Sinclair Broadcast Group, the owner of the most TV stations in the country, said Wednesday it agreed to buy the Tennis Channel for $350 million, marking the local broadcast TV powerhouse’s first foray into the national cable television market.
The Wall Street Journal had first reported in September that Sinclair had been in talks for months to buy the closely held Tennis Channel, which is majority owned by private-equity firms Apollo Partners, Bain Capital Ventures, Battery Ventures, CCMP Capital and Columbia Capital. Satellite broadcasters DirecTV and Dish Network Corp. also own small stakes in the network.
Tennis Channel Chief Executive Ken Solomon will stay on, he told reporters during a conference call Wednesday.
The deal is a sign of the increasing pressure on independent cable channels like the Tennis Channel to merge with bigger players as the pay-TV distributors who carry their programming consolidate.
It also shows how a new breed of growing local TV station “supergroups” like Sinclair and Nexstar Broadcasting Group—which just landed its long-sought-after deal to acquire Media General on Wednesday—may look to diversify as they bump up against regulations limiting how many TV stations they can own.
Sinclair owns or operates 164 television stations in 79 markets, including affiliates of ABC, CBS, Fox and NBC, giving it strong leverage in negotiations with pay-TV providers for carriage fees.

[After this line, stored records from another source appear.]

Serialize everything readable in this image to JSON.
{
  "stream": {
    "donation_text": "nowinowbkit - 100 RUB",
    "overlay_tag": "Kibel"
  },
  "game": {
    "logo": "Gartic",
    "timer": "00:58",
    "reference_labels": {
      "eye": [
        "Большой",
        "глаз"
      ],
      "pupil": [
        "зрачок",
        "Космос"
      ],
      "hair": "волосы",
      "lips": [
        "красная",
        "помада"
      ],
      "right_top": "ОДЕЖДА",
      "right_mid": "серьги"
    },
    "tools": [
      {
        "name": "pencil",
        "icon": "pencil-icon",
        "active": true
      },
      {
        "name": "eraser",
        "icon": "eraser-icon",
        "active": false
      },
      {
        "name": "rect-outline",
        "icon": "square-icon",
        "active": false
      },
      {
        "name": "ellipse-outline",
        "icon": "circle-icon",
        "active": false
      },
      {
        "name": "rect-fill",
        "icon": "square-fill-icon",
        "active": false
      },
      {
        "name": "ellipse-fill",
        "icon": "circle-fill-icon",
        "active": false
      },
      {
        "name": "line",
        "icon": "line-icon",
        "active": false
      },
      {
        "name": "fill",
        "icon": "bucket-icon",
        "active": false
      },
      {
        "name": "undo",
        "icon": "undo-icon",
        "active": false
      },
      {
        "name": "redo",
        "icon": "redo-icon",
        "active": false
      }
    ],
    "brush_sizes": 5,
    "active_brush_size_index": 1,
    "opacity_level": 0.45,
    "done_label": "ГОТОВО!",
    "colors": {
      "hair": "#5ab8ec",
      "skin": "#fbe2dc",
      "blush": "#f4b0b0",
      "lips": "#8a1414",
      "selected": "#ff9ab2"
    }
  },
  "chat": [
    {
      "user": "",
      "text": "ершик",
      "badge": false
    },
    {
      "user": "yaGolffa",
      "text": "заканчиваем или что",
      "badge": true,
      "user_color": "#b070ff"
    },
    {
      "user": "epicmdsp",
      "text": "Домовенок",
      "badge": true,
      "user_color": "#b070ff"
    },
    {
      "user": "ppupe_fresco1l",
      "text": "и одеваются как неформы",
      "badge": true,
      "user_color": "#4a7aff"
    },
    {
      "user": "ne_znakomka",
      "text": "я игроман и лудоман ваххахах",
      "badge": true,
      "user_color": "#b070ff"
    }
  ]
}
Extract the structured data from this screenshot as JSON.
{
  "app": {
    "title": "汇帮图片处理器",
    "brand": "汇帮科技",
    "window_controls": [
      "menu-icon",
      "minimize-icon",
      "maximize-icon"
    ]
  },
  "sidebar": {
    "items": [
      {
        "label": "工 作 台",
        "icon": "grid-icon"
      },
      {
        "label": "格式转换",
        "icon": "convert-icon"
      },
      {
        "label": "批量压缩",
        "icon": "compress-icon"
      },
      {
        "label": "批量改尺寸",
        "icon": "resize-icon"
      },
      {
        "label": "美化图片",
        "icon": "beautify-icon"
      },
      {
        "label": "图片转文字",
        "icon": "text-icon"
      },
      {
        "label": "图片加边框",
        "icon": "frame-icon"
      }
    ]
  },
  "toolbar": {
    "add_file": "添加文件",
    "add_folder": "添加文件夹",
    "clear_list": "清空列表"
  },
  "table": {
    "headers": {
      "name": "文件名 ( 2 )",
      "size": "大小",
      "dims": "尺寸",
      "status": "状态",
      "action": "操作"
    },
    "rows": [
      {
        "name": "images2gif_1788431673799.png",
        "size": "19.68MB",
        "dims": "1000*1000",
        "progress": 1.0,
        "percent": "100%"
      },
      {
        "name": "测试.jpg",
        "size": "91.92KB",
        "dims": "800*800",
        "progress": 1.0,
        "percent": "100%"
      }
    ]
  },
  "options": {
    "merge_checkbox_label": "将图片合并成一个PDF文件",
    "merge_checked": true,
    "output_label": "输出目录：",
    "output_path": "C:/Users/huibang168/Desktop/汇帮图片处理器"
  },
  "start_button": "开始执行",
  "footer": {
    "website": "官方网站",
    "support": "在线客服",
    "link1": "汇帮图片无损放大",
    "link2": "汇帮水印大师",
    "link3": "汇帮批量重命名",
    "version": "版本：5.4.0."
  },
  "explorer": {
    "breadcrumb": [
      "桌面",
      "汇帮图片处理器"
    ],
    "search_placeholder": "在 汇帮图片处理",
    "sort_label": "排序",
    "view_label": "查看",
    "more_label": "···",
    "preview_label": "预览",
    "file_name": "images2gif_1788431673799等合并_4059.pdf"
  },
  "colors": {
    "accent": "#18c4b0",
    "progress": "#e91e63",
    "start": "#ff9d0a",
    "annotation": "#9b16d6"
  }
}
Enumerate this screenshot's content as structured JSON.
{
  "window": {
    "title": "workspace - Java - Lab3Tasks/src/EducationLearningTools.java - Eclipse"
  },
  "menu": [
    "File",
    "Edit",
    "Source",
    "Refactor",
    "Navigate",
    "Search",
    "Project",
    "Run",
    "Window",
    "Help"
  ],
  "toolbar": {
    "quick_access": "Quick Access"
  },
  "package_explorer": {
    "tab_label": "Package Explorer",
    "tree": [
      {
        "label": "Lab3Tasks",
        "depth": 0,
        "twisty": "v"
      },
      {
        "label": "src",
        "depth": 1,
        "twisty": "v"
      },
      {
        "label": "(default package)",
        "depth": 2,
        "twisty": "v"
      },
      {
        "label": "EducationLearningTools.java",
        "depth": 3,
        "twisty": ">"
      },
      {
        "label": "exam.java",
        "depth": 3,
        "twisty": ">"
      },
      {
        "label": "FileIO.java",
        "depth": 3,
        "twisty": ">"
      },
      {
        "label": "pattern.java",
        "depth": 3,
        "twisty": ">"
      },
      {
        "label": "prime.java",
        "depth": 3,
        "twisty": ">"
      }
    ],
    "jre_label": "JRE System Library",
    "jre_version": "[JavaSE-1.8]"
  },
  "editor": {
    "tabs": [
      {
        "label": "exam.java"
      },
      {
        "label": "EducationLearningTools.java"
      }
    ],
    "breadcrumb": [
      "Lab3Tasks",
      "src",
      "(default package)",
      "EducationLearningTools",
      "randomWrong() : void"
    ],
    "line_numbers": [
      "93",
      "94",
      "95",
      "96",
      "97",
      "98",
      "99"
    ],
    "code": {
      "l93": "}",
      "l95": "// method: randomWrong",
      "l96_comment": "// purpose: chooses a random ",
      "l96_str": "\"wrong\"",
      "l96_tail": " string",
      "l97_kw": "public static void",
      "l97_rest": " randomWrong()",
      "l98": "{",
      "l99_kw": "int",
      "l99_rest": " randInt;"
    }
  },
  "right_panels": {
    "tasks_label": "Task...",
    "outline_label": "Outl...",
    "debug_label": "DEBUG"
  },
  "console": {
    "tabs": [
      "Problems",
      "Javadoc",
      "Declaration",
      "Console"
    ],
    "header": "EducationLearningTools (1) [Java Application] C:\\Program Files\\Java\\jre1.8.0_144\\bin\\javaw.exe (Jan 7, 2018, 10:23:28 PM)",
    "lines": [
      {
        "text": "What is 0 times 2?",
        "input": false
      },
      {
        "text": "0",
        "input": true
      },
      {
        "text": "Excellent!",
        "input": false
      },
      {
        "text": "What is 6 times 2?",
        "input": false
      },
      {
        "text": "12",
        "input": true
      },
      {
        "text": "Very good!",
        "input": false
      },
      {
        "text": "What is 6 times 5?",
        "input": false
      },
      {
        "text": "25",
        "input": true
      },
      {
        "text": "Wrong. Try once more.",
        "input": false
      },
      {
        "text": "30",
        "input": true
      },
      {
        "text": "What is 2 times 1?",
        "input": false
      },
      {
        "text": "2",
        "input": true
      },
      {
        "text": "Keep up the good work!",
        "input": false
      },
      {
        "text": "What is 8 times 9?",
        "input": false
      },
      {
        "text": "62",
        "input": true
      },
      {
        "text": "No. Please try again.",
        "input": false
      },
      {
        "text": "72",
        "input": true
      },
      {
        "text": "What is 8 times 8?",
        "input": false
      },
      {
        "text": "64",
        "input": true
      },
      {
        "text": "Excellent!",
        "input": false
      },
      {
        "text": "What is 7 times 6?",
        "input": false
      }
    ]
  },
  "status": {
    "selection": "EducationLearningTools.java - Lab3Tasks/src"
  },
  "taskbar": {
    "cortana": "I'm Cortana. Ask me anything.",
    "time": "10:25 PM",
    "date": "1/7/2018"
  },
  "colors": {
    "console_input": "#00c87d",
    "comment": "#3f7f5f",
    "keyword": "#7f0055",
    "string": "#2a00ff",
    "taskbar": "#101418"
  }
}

This leverage will help expand the footprint of the 12-year-old Tennis Channel, which to date has largely been relegated to a sports tier on cable TV services. Already, Sinclair has struck deals that will increase the channel’s reach from roughly 30 million homes to approximately 50 million homes, the company said Wednesday.
“One of the few things that has limited our growth has been the lack of distribution that we were being afforded in comparison to our direct competitors because they were owned by larger companies,” Mr. Solomon said during the conference call. “In the world of rights acquisitions, there are limitations to where you can go when you are” a network distributed in 30 million homes, he added.
The Tennis Channel has considered a sale for some time, but was having trouble finding someone willing to pay the premium its private-equity owners were seeking. As of last fall, its owners were looking for a price north of $500 million, according to a person familiar with the matter.
Sinclair announced Wednesday that the Tennis Channel had over $200 million in net operating losses.
Sinclair’s plans to acquire a national cable channel came to light in August, in the midst of a distribution fight with Dish Network. In explaining the brief blackout that left 5 million Dish customers without Sinclair stations, Dish said it had come to terms with Sinclair on fees to carry its TV stations but the broadcaster was holding out to get distribution for a cable channel it didn't yet own.
Sinclair signaled its interest in investing in sports television in 2014 with the formation of American Sports Network, a subsidiary that syndicates high school and college sports content across both its owned stations and beyond.
Barry Faber, the executive vice president and general counsel of Sinclair, told reporters Wednesday the company first got the idea to get into the national cable network business when it purchased a bundle of local stations from Allbritton Communications that came with a Washington, D.C.-based local cable channel, NewsChannel 8. After spending “a lot of effort to try to improve that channel,” he said, Sinclair decided “it’s best for now to leave that as a local channel” and looked instead for alternatives.
Despite being “very bullish” still on the local TV station business, he said, “We are not blind to changes in the landscape…We do think there is an advantage in certain areas to being in more control of your own destiny, and being in charge of your programming.”